McCarthy isn’t cutting out banks entirely from Spotify’s public offering. The company will spend up to $50 million in advisory and other fees — an out-of-pocket expense it will pay for immediately. (If Spotify had done a traditional IPO, its bankers would have made most of their money by reselling an allotment of Spotify equity.)
That’s real money, even for banks the size of Goldman Sachs. David Solomon, Goldman’s CEO heir apparent, made a personal plea in Goldman’s pitch to Spotify, playing up his now well-publicized side job as DJ D-Sol, according to two people with knowledge of the pitch. It worked.
Spotify has considered other alternative paths to going public.
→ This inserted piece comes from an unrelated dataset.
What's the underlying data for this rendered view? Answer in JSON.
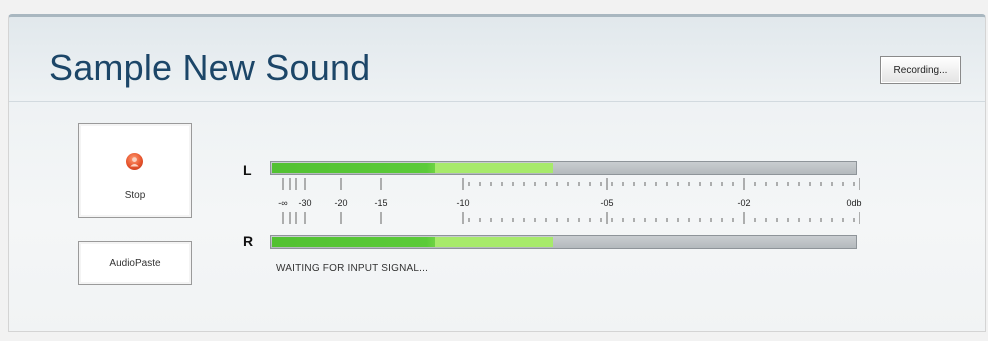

Ek and venture capitalist Chamath Palihapitiya had some very early conversations about using Social Capital Hedosophia, Palihapitiya’s planned special purpose acquisition vehicle, to acquire Spotify and “back in” to public status that way, according to multiple people with knowledge of the conversations. Social Capital declined to comment.
And even once a direct listing was chosen as the play, the company confronted hiccups.
Spotify had to spend months walking regulators at the Securities and Exchange Commission through the details of the plan. And late last year, Spotify had to hammer out a way to mollify a pair of investors who had issued debt to Spotify that would only convert to equity when the company officially IPO’d. McCarthy and Ek found a way to soothe what at one point appeared to be a sticking point in the negotiations.
That has all led to Tuesday, when Spotify shares will trade freely for the first time. It will be a big deal for Spotify, and it may be a big deal for future startups and the bankers who want to work with them.
Good luck getting McCarthy to say it’s a big deal to him. “I don’t think he’s trying to be the hero,” said one person close to the process. “He’s not an evangelist. He’s not really trying to change the world.”